With the second portion of the sale set to open in June, Geoffrey Irungu explains why it’s worth buying.
Finally, the common man has a chance to invest in government securities which have long been reserved for the elite earners who can afford the Sh50,000 or more that is normally required in such investments.
The mobile-phone based M-Akiba required an investor to put in only Sh3,000 as initial investment. The investor could then add to this in multiples of Sh500, meaning that they can invest Sh3,500 or Sh4,000, Sh4,500 and so on.
The first batch of the securities hit its Sh150 million target and closed on Wednesday while the second portion worth Sh4.85 billion goes on sale in June. There is still a chance to buy the bond.
Currently, if you want to invest in a treasury bond, which is a government security with more than a year in terms of tenor (length of period before maturity or redemption of the initial investment), the minimum amount is Sh50,000 but if you invest in a Treasury bill— which has maximum tenor of 364 days— then you are required to raise at least Sh100,000.
Once invested through M-Akiba, then there is the opportunity to earn 10 per cent on the amount invested.
In the case of the minimum of Sh3,000, then an investor gets Sh300 annually for the next three years, which is the tenor of the bond.
If the investor puts in a million shillings, then they get Sh100,000 in interest earnings.
One of the attractions of the M-Akiba bond is that it is not subject to withholding tax which is imposed on the other government securities including Treasury bills and bonds.
On the T-bills and bonds you pay a withholding tax amounting to 15 per cent on interest earned and the discount given.
Withholding tax is charged before investor’s account is credited so that the responsibility of deducting the amount is on the central bank and then remitting the amount directly to the taxman rather than asking the investor to pay after he or she is paid.
Treasury bills and bonds are typically offered at a discount meaning that what you purchase with a face value of Sh100,000 is normally bought at an actual price of below that figure.
The discount given is then taxed at 15 per cent along with the interest earned every year.
In the case of M-Akiba, the bond is offered at par, meaning what you buy is also the face value of the security and so there is no discount as such in this particular offer apparently to make the process and offer simpler.

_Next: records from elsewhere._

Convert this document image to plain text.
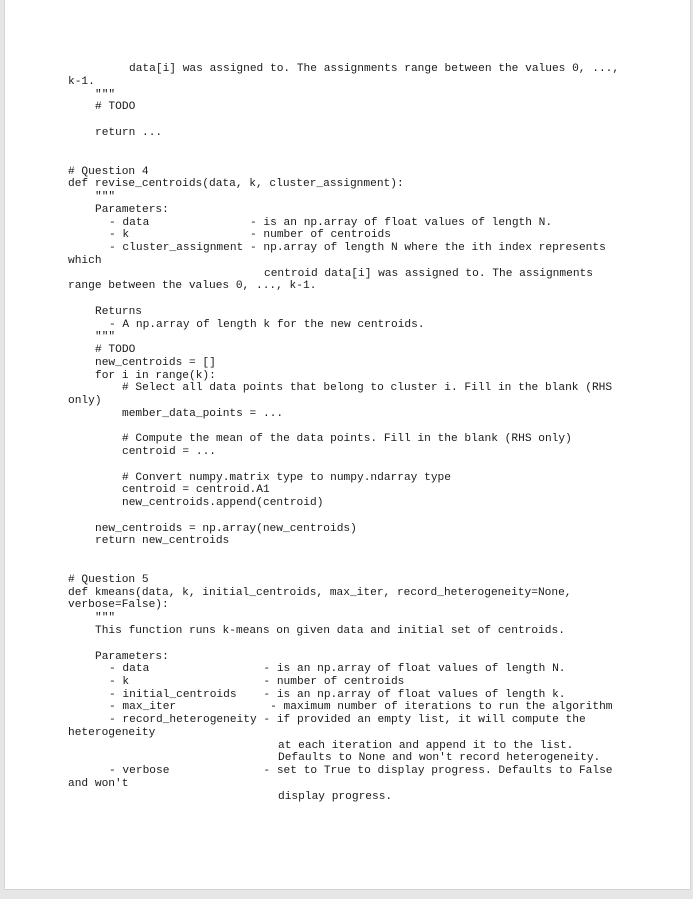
data[i] was assigned to. The assignments range between the values 0, ...,
k-1.
"""
# TODO
return ...
# Question 4
def revise_centroids(data, k, cluster_assignment):
"""
Parameters:
- data               - is an np.array of float values of length N.
- k                  - number of centroids
- cluster_assignment - np.array of length N where the ith index represents
which
centroid data[i] was assigned to. The assignments
range between the values 0, ..., k-1.
Returns
- A np.array of length k for the new centroids.
"""
# TODO
new_centroids = []
for i in range(k):
# Select all data points that belong to cluster i. Fill in the blank (RHS
only)
member_data_points = ...
# Compute the mean of the data points. Fill in the blank (RHS only)
centroid = ...
# Convert numpy.matrix type to numpy.ndarray type
centroid = centroid.A1
new_centroids.append(centroid)
new_centroids = np.array(new_centroids)
return new_centroids
# Question 5
def kmeans(data, k, initial_centroids, max_iter, record_heterogeneity=None,
verbose=False):
"""
This function runs k-means on given data and initial set of centroids.
Parameters:
- data                 - is an np.array of float values of length N.
- k                    - number of centroids
- initial_centroids    - is an np.array of float values of length k.
- max_iter              - maximum number of iterations to run the algorithm
- record_heterogeneity - if provided an empty list, it will compute the
heterogeneity
at each iteration and append it to the list.
Defaults to None and won't record heterogeneity.
- verbose              - set to True to display progress. Defaults to False
and won't
display progress.
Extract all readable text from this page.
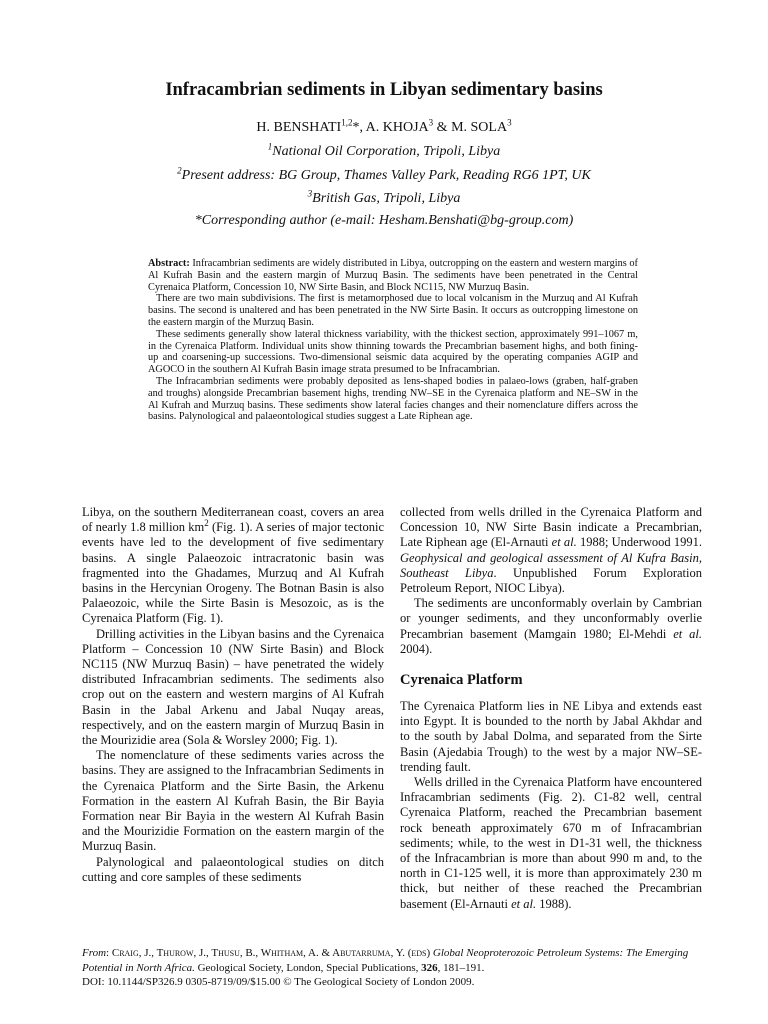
Infracambrian sediments in Libyan sedimentary basins
H. BENSHATI$^{1,2}$*, A. KHOJA$^3$ & M. SOLA$^3$
$^1$National Oil Corporation, Tripoli, Libya
$^2$Present address: BG Group, Thames Valley Park, Reading RG6 1PT, UK
$^3$British Gas, Tripoli, Libya
*Corresponding author (e-mail: Hesham.Benshati@bg-group.com)

Abstract: Infracambrian sediments are widely distributed in Libya, outcropping on the eastern and western margins of Al Kufrah Basin and the eastern margin of Murzuq Basin. The sediments have been penetrated in the Central Cyrenaica Platform, Concession 10, NW Sirte Basin, and Block NC115, NW Murzuq Basin.

There are two main subdivisions. The first is metamorphosed due to local volcanism in the Murzuq and Al Kufrah basins. The second is unaltered and has been penetrated in the NW Sirte Basin. It occurs as outcropping limestone on the eastern margin of the Murzuq Basin.

These sediments generally show lateral thickness variability, with the thickest section, approximately 991–1067 m, in the Cyrenaica Platform. Individual units show thinning towards the Precambrian basement highs, and both fining-up and coarsening-up successions. Two-dimensional seismic data acquired by the operating companies AGIP and AGOCO in the southern Al Kufrah Basin image strata presumed to be Infracambrian.

The Infracambrian sediments were probably deposited as lens-shaped bodies in palaeo-lows (graben, half-graben and troughs) alongside Precambrian basement highs, trending NW–SE in the Cyrenaica platform and NE–SW in the Al Kufrah and Murzuq basins. These sediments show lateral facies changes and their nomenclature differs across the basins. Palynological and palaeontological studies suggest a Late Riphean age.

Libya, on the southern Mediterranean coast, covers an area of nearly 1.8 million $km^2$ (Fig. 1). A series of major tectonic events have led to the development of five sedimentary basins. A single Palaeozoic intracratonic basin was fragmented into the Ghadames, Murzuq and Al Kufrah basins in the Hercynian Orogeny. The Botnan Basin is also Palaeozoic, while the Sirte Basin is Mesozoic, as is the Cyrenaica Platform (Fig. 1).

Drilling activities in the Libyan basins and the Cyrenaica Platform – Concession 10 (NW Sirte Basin) and Block NC115 (NW Murzuq Basin) – have penetrated the widely distributed Infracambrian sediments. The sediments also crop out on the eastern and western margins of Al Kufrah Basin in the Jabal Arkenu and Jabal Nuqay areas, respectively, and on the eastern margin of Murzuq Basin in the Mourizidie area (Sola & Worsley 2000; Fig. 1).

The nomenclature of these sediments varies across the basins. They are assigned to the Infracambrian Sediments in the Cyrenaica Platform and the Sirte Basin, the Arkenu Formation in the eastern Al Kufrah Basin, the Bir Bayia Formation near Bir Bayia in the western Al Kufrah Basin and the Mourizidie Formation on the eastern margin of the Murzuq Basin.

Palynological and palaeontological studies on ditch cutting and core samples of these sediments

collected from wells drilled in the Cyrenaica Platform and Concession 10, NW Sirte Basin indicate a Precambrian, Late Riphean age (El-Arnauti et al. 1988; Underwood 1991. Geophysical and geological assessment of Al Kufra Basin, Southeast Libya. Unpublished Forum Exploration Petroleum Report, NIOC Libya).

The sediments are unconformably overlain by Cambrian or younger sediments, and they unconformably overlie Precambrian basement (Mamgain 1980; El-Mehdi et al. 2004).

Cyrenaica Platform

The Cyrenaica Platform lies in NE Libya and extends east into Egypt. It is bounded to the north by Jabal Akhdar and to the south by Jabal Dolma, and separated from the Sirte Basin (Ajedabia Trough) to the west by a major NW–SE-trending fault.

Wells drilled in the Cyrenaica Platform have encountered Infracambrian sediments (Fig. 2). C1-82 well, central Cyrenaica Platform, reached the Precambrian basement rock beneath approximately 670 m of Infracambrian sediments; while, to the west in D1-31 well, the thickness of the Infracambrian is more than about 990 m and, to the north in C1-125 well, it is more than approximately 230 m thick, but neither of these reached the Precambrian basement (El-Arnauti et al. 1988).

From: Craig, J., Thurow, J., Thusu, B., Whitham, A. & Abutarruma, Y. (eds) Global Neoproterozoic Petroleum Systems: The Emerging Potential in North Africa. Geological Society, London, Special Publications, 326, 181–191.
DOI: 10.1144/SP326.9 0305-8719/09/$15.00 © The Geological Society of London 2009.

For treasury bond with a tenor of 10 years and above, the tax is 10 per cent because there has since 2001 been a government intention to encourage purchasing of long-term securities that not only reduce annual interest payment on the part of the government but also encourage the formation of a yield curve (a set of interest rates depending on the length of the security) that lenders can use to extend long-term credit to borrowers.
Lose 15 per cent
Thus if the common man invests Sh100,000 in the M-Akiba, and gets an interest of Sh10,000 they get the full amount rather than lose 15 per cent or Sh1,500 had they have used the traditional method of purchasing such securities.
The other feature of the M-Akiba bond is that all the transactions, including the reselling after the initial purchase, is to be done through the mobile phone.
That is a game changer not only because it has not been done anywhere in the world but also because it has the potential to make it easier and cheaper for the government to raise funds through securities and could with time be extended to the corporate sector.
Through a broker
The payment of interest is to be done every six months. That is to say that the annual 10 per cent coupon (interest) rate is to be split into two equal instalments, each of five per cent paid every six months. The first payment falls on October 9 this year.
You cannot, however, purchase securities of more than Sh140,000 per day because mobile phone money transfer transactions are capped at this amount.
You access the application module directly by dialling *889# and then following the instructions. The deal is being done with Safaricom and Airtel subscribers only.
Selling of the bond to other people, once a person has invested, is to be done through mobile phones and through an intermediary—the stock broker —as they are the only ones allowed to operate on the Nairobi Securities Exchange.
An individual cannot trade any security directly without going through a broker.
The broker charges 0.1 per cent of the value traded. In the event of a Sh100,000 transaction, then the broker receives Sh100 from the buyer and Sh100 from the seller.